Casi ningún turista, pero también casi ningún ibicenco, sabe que si se adentra unos metros hacia el Este, caminando sobre la sonrisa de tierra de su acantilado, acabará adentrándose en un bosque salpicado de tumbas.

A los fenicios y cartagineses se les ocurrió convertir Ibiza en uno de los cementerios más grandes de la antigüedad, en una especie de buque fantasma en mitad del Mediterráneo porque, según algunos historiadores, su tierra era sagrada al no poder albergar animales venenoso, lo que facilitaba el tránsito al más allá. Lo que no tiene ninguna explicación es por qué ahora alberga uno de los cementerios de mascotas más grandes de la modernidad.

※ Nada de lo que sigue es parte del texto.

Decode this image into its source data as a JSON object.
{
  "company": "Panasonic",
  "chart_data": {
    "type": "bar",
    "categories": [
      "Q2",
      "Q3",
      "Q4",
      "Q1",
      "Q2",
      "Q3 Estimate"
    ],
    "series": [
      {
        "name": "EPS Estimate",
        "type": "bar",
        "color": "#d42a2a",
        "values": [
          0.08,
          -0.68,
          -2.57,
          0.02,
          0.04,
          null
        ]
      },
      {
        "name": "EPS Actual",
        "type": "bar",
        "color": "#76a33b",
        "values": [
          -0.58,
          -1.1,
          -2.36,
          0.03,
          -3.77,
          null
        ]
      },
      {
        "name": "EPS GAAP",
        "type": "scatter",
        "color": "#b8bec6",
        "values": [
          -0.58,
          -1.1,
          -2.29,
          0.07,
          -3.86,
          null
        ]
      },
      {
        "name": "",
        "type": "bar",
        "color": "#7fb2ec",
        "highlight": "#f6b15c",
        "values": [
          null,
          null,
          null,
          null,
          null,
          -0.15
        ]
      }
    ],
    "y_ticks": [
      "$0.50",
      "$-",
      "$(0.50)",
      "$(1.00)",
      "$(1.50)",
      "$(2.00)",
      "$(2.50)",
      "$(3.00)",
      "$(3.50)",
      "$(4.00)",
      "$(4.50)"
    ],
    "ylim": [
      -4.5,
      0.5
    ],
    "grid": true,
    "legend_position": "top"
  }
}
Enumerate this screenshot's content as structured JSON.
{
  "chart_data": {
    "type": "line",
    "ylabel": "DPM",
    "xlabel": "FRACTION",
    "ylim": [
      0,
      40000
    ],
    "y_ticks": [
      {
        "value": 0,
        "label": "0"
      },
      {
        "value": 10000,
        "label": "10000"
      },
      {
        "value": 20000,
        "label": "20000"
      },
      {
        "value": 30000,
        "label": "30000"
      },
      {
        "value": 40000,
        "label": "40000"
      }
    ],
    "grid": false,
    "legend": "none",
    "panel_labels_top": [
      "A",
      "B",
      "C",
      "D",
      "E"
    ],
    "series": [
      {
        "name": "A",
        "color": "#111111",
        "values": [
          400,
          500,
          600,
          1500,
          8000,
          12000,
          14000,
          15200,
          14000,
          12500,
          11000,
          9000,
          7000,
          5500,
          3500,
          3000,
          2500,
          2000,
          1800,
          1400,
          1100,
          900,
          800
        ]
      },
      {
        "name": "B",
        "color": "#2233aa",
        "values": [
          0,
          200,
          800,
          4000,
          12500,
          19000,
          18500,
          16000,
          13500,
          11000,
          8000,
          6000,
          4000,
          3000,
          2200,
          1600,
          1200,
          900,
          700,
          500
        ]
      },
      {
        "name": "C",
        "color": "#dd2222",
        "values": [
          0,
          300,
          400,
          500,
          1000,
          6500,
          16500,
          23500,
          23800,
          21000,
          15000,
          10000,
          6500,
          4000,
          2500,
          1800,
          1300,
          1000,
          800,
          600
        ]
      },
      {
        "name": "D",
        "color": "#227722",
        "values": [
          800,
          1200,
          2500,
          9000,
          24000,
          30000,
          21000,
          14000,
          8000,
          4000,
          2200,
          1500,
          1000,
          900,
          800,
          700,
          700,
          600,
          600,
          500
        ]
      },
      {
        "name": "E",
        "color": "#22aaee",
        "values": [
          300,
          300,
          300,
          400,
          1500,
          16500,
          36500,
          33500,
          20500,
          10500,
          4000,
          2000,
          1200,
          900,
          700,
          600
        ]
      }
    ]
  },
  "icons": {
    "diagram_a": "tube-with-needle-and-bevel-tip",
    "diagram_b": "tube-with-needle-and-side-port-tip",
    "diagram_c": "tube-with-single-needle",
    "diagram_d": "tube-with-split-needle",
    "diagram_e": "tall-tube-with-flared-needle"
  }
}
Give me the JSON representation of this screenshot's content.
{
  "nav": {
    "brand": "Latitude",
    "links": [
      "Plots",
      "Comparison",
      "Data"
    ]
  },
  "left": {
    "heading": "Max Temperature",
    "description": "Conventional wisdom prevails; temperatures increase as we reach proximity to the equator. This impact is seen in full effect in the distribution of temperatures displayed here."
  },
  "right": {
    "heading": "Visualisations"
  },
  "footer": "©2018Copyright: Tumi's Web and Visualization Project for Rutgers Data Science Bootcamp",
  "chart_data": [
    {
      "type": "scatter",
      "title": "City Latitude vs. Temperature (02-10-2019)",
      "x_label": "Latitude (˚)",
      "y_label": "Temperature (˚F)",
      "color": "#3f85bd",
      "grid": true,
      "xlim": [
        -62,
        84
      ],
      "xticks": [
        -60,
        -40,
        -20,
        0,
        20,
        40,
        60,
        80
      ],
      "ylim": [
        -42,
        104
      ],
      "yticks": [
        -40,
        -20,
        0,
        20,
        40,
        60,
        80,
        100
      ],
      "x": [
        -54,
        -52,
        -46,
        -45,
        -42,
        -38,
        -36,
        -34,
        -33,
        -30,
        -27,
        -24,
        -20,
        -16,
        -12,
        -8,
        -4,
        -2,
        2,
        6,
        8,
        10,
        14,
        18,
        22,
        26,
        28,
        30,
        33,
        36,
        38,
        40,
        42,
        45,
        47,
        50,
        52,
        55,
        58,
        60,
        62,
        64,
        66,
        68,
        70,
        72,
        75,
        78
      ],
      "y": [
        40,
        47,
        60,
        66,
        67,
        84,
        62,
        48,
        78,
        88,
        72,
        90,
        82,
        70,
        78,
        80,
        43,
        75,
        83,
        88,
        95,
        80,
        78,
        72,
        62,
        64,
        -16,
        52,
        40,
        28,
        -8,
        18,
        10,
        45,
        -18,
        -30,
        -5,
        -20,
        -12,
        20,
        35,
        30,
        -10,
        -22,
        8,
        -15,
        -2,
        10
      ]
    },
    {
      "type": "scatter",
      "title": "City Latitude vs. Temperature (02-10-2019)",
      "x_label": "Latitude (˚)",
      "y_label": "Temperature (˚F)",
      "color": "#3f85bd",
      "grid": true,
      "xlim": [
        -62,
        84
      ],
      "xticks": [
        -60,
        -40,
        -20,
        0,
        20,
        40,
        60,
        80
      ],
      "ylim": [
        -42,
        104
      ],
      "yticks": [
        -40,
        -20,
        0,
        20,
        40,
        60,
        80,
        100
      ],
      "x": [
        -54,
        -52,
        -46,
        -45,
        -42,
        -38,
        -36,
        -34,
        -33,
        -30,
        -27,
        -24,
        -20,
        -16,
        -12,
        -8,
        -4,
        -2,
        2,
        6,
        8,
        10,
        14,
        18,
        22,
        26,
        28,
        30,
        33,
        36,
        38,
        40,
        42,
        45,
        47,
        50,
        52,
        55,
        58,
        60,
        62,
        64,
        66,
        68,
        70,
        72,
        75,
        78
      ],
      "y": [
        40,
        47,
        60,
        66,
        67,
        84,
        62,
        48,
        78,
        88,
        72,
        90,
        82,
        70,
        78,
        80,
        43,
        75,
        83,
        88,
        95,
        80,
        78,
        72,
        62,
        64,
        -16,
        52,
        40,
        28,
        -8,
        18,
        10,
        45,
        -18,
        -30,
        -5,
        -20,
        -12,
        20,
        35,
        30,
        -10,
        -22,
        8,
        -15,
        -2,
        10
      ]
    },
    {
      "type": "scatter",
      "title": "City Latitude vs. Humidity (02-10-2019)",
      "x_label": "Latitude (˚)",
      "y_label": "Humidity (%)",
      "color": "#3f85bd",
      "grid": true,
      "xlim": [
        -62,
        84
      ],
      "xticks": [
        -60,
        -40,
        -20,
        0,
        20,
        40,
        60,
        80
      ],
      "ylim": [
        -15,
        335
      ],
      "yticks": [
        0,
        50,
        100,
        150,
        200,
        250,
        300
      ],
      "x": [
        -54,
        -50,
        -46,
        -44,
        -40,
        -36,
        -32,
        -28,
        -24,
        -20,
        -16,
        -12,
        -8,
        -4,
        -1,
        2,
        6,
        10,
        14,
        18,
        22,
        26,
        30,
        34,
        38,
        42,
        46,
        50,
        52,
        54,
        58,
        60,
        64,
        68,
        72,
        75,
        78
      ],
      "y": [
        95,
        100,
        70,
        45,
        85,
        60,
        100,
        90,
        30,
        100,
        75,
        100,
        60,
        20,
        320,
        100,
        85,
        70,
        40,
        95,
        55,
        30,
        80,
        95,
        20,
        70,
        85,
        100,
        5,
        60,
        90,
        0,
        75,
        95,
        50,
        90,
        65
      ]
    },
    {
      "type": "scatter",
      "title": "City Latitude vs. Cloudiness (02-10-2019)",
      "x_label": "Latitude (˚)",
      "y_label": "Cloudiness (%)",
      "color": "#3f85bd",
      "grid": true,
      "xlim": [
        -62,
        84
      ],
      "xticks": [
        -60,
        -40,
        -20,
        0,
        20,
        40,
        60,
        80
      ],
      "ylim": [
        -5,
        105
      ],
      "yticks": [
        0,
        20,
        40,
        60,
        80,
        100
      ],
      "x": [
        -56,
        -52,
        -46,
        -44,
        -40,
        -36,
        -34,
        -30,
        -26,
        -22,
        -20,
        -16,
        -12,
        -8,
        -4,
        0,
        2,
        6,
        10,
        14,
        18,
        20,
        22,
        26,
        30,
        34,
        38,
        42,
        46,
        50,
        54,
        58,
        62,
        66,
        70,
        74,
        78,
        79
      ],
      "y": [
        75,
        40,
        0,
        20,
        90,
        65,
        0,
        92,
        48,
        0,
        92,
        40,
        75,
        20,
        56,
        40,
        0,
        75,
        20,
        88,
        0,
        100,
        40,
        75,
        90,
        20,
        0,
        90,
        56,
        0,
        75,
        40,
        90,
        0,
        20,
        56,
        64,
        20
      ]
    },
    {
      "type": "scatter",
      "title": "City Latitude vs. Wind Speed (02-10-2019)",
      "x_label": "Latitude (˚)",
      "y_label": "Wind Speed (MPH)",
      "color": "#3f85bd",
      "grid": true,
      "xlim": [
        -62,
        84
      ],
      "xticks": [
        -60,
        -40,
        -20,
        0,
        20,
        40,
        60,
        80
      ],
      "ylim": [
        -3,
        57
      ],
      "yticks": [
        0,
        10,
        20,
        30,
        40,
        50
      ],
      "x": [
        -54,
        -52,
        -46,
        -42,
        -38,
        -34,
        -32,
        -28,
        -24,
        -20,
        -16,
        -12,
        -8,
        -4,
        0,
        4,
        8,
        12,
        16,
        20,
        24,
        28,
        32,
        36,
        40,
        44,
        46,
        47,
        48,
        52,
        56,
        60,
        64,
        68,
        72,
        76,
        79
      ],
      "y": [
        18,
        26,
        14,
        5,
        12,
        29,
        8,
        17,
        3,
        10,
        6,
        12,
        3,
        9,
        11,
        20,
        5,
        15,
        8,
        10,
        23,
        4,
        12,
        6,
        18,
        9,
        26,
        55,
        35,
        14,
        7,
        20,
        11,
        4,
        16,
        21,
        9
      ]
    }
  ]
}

A lo largo de cien metros de costa, y bajo un laberinto de pinos, se suceden los cúmulos de piedras coronados por collares como único testimonio de su fe. El acceso no es sencillo, lo que no ha impedido el entierro de grandes ejemplares, como revelan las fotografías depositadas en portafolios y envases de congelados, alguna en compañía de sus dueños.

Entre las piedras se esconden mensajes, se pintan dibujos y se guardan pequeños tesoros que se presume el difunto gustaba de enjuagar en babas, como un hueso de plástico rosa, un conejito de peluche, un gato pirata de plástico, un broche plateado con forma de mariposa. Y también otros más difíciles de explicar como unas gafas de sol, un pincel y un tarro de pintura blanca, un mechero.

No se sabe cuándo empezó esto, pero pueden encontrarse tumbas fechadas hace tres lustros y de hace pocas semanas. Algunas aparecen en grupos de cuatro o cinco y otras se pierden ascendiendo una pequeña colina. En pocos minutos se cuentan varias decenas. Todas las identificables son perros.

Una botella de tequila con calaveras sirve de jarrón para una margarita de plástico. En la de Pipi es de Moët & Chandon, y aguanta un lirio en el que sus dueños escribieron en cada pétalo la palabra amor. Otro se ha traído un cactus, pero también los hay que han plantado flores al pie, e incluso unas tomateras.

Goa tiene hasta lápida, con su foto nadando agarrada a una cuerda, sus fechas de nacimiento y muerte (20-11-1995 / 03-08-2007), y el mensaje: «Siempre estás en nosotros, te queremos». Milton (2005-2013) tiene un «nunca te olvidaremos» escrito en una tabla de madera. Las piedras de Rey están pintadas de corazones y coronas. Y en la de Archi un niño dejó sus manos sobre una capa de cemento y una flor violeta.

La clandestinidad de esta necrópolis perruna no impidió que algunos se animaran a colocar una cruz de madera enterrada en las piedras. Un bóxer tiene hasta una medalla de San Antonio. La muerte de Ron inspiró a su dueña para dejarle un texto larguísimo en el que explica todo lo que representó para su vida, y entre otras muchas cosas le agradece haberle enseñado a no sentirse sola «sin necesidad de hablar». En otra tumba, un marco plastificado guarda el mensaje: «Te esperaré en el arcoíris, volveremos a estar juntos y sin dolor, perseguiremos las mariposas y alcanzaremos el viento veloz».

Y así se van apareciendo las tumbas de Swami, y de Tula, y de la yorkshire Chola e de Ina. Es difícil encontrar mejor escenario para la eternidad que este bosquecito con vistas a Cap des Falcó y los estanques de agua de la salinera. Sobre todo comparado con cumplir las ordenanzas municipales y despachar al animal por el vertedero de Ca na Putxa.